Prospect: We really need a system to capture leads.

You: So you need to capture your leads better?

Prospect: Yes we’re dropping a bunch of sales on leads that just get lost in the system.

You: Oh, so you’re dropping lots of leads?

Prospect: Yes, well it’s only sort of a system. It’s a bunch of paperwork and for every new lead the sales manager needs to get involved to assign a lead to a sales person. That process is way too slow and as a result the lead has already made a purchasing decision with someone else.

You: So the problem is lack of automation in the system?

Prospect: Yes, if we could take the sales manager out of lead assignment and get it right to sales people we could cut our initial contact by a few days and should get us talking to the client before they’ve made their decision.

Simply by repeating what the prospect said to us in slightly different language we can discover that the real problem isn’t a the lack of a system to capture leads. The problem is that the system they have is all manual and they need to automate it.

The thing about echoing questions is that they don’t really ask for information. Take a second and look back — we never really asked the prospect to go deeper.

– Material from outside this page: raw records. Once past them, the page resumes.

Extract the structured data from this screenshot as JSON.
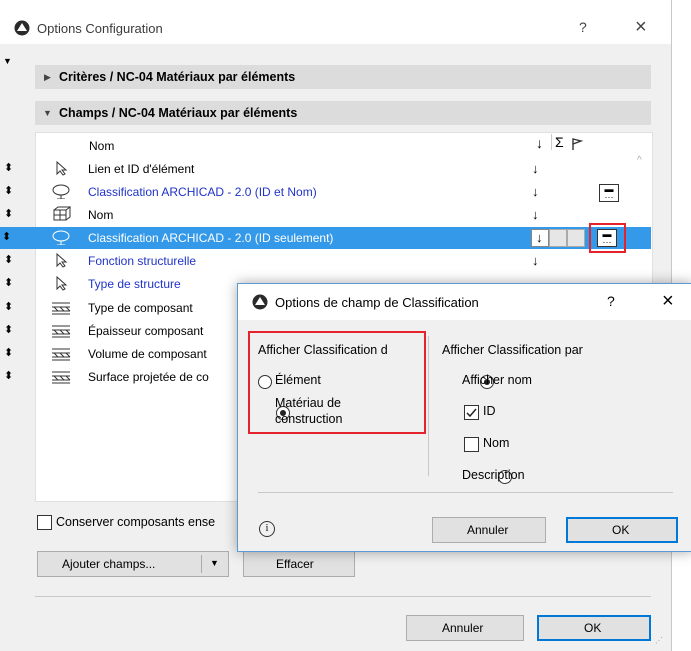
{
  "main": {
    "title": "Options Configuration",
    "help": "?",
    "close": "×",
    "criteria_label": "Critères / NC-04 Matériaux par éléments",
    "fields_label": "Champs / NC-04 Matériaux par éléments",
    "col_name": "Nom",
    "col_arrow": "↓",
    "col_sum": "Σ",
    "rows": [
      {
        "label": "Lien et ID d'élément",
        "icon": "pointer-icon",
        "link": false,
        "arrow": "↓",
        "options": false
      },
      {
        "label": "Classification ARCHICAD - 2.0 (ID et Nom)",
        "icon": "classification-icon",
        "link": true,
        "arrow": "↓",
        "options": true
      },
      {
        "label": "Nom",
        "icon": "object-icon",
        "link": false,
        "arrow": "↓",
        "options": false
      },
      {
        "label": "Classification ARCHICAD - 2.0 (ID seulement)",
        "icon": "classification-icon",
        "link": true,
        "arrow": "↓",
        "options": true,
        "selected": true
      },
      {
        "label": "Fonction structurelle",
        "icon": "pointer-icon",
        "link": true,
        "arrow": "↓",
        "options": false
      },
      {
        "label": "Type de structure",
        "icon": "pointer-icon",
        "link": true,
        "arrow": "",
        "options": false
      },
      {
        "label": "Type de composant",
        "icon": "layers-icon",
        "link": false,
        "arrow": "",
        "options": false
      },
      {
        "label": "Épaisseur composant",
        "icon": "layers-icon",
        "link": false,
        "arrow": "",
        "options": false
      },
      {
        "label": "Volume de composant",
        "icon": "layers-icon",
        "link": false,
        "arrow": "",
        "options": false
      },
      {
        "label": "Surface projetée de co",
        "icon": "layers-icon",
        "link": false,
        "arrow": "",
        "options": false
      }
    ],
    "keep_components": "Conserver composants ense",
    "add_fields": "Ajouter champs...",
    "clear": "Effacer",
    "cancel": "Annuler",
    "ok": "OK"
  },
  "dialog": {
    "title": "Options de champ de Classification",
    "help": "?",
    "close": "×",
    "left_heading": "Afficher Classification d",
    "opt_element": "Élément",
    "opt_material_1": "Matériau de",
    "opt_material_2": "construction",
    "right_heading": "Afficher Classification par",
    "opt_show_name": "Afficher nom",
    "chk_id": "ID",
    "chk_name": "Nom",
    "opt_description": "Description",
    "info": "i",
    "cancel": "Annuler",
    "ok": "OK"
  },
  "colors": {
    "selection": "#3399e8",
    "link": "#1f33c8",
    "highlight": "#e4242d",
    "accent": "#0078d7"
  }
}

What echoing questions do is tell the client we’re interested.

It shows we’re leaning into their problem, and prospects want consultants that are interested in their issues and the success of their business. Because we’re interested they want to tell us more; they like being the focus of attention.

Now it’s time for you to practice echoing questions. Talk to your friend or to your spouse and practice using echoing questions to show interest.

If you have a mastermind or mentoring group then ask them to role play a conversation with you so you can practice your echoing questions today.

Strike up a conversation with the person next to you at the coffee shop and use echoing questions to dive deeper into what’s important in their life.

Using echoing questions not only gets more information from your prospects that you need, it shows them you’re interested in their problem and builds trust. A prospect who trusts you is one that’s going to say ‘yes’ to your proposal.